Machine learning (ML) is called the most promising area of AI. The ML market is projected to be $39.98 billion by 2025. But ML is a complex process requiring a team with data expertise, technology, and tools. Part of the processes for working with ML models can be automated using tools for AutoML.
The Main Task Of AutoML Is Routine Automation
AutoML tools are designed to automate machine learning processes and work effectively for solving common and repetitive tasks. According to the participants of the discussion, AutoML tools are needed to save data engineers and scientists from routine tasks. Still, so far, they cannot completely replace data scientists.
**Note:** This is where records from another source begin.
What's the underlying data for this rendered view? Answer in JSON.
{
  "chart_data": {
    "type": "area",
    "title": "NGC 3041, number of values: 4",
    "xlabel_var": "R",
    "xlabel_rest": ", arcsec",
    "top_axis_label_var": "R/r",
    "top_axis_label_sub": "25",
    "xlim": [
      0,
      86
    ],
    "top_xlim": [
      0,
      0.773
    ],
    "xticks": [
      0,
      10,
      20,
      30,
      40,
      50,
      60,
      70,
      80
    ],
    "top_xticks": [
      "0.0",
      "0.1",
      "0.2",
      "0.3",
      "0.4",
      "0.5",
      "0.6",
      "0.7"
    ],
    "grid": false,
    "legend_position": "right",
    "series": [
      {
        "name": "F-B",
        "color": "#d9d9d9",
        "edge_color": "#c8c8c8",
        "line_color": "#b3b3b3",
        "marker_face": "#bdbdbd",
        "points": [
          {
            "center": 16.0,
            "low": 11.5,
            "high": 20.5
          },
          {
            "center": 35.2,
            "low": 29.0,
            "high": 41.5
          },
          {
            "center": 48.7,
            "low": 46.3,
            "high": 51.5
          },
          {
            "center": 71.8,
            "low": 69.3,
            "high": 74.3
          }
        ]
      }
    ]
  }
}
“Ideally, AutoML should provide full automation of all processes for working with ML. But in practice, it is impossible to automate everything. Therefore, AutoML solutions are needed to automate the routine and quickly get adequate solutions without wasting the efforts of data engineers and, even more so, data scientists.
There Is No Universal Tool For Everyone
Each type of task requires a specific AutoML tool. At the same time, it is necessary to consider the goals of using machine learning and the teams’ competencies.
For example, if a company has data scientists who work with code, know how to write queries, and call the necessary libraries, industrial-grade solutions are more suitable:
- H2O;
- data robot;
- AutoSklearn;
- Autogluon;
- TPOT.
They require expertise, but these tools ensure the quality and accuracy of training ML models.
For teams without expertise, No-Code platforms are better – for example, Pecan. You don’t need programming skills to work with them, but their accuracy is lower.
AutoML Tools Are Effective Only On Conjunction With A Data Scientist
Automation tools simplify a person’s work and help to find hidden dependencies and patterns. They also allow you to find non-obvious but effective solutions when building models. At the same time, at many stages of working with machine learning models, data engineers and data scientists are still needed, who must formalize the task, select variables, adjust parameters, and interpret the result.
“It is too early to talk about the creation of AutoML in a broad sense, as a system that completely solves a business problem using machine learning. The work of an ML specialist remains largely defining. The issues of productization of the constructed machine learning model, A / B testing remain open.”
When Choosing An AutoML Solution For Business, There Are Many Parameters To Consider
- Initial Machine Learning Problems. There are no universal AutoML tools, so you need to understand what exactly the solution should help with.
- Team presence. If the company does not have a large team of DS (data scientists), it is better to choose a no-code solution – even analysts can work with it. If there are specialists, industrial-grade solutions will be the best option – they give higher accuracy, although they require programming and fine-tuning.
- Modularity. When working with ML automation tools, it is important that they can fully solve specific business tasks. Therefore, it is better to choose modular tools – solutions that can be independently adapted by adding objective functions, heuristics, rules, or other parameters.
Modularity makes AutoML multitasking and flexible. It allows you to cover a wide range of tasks using just one framework. At the same time, the modular tool adapts to the tasks of the business, not the business adapts to the capabilities of the tool.
The panelists noted that it is better to choose open-source tools – this allows studying how the solution works and allows you to change it yourself.
AutoML Solutions Will Continue To Evolve
With machine learning and artificial intelligence development, AutoML tools are becoming more in demand. But existing solutions are limited by data types, formats, and other parameters. In this regard, AutoML solutions require optimization. Representatives of Russian companies expect that shortly:
AutoML approaches will be able to cover new areas – time series, signal processing, SVI, NLP, and others. This will expand the scope of AutoML.
The current state of AutoML libraries makes it possible to reduce the complexity of ML solutions by automating individual stages of the machine-learning pipeline. The libraries provide a convenient API to the parametric families of algorithms and automate the selection of hyperparameters, feature selection, ensembling, and model selection. But algorithms for data preprocessing and quality control, automatic generation of features specific to a particular applied task, budget management, and learning strategy need to be developed. Open-source solutions are configured primarily to work with tabular data, only partially covering the processing of time series and natural language.”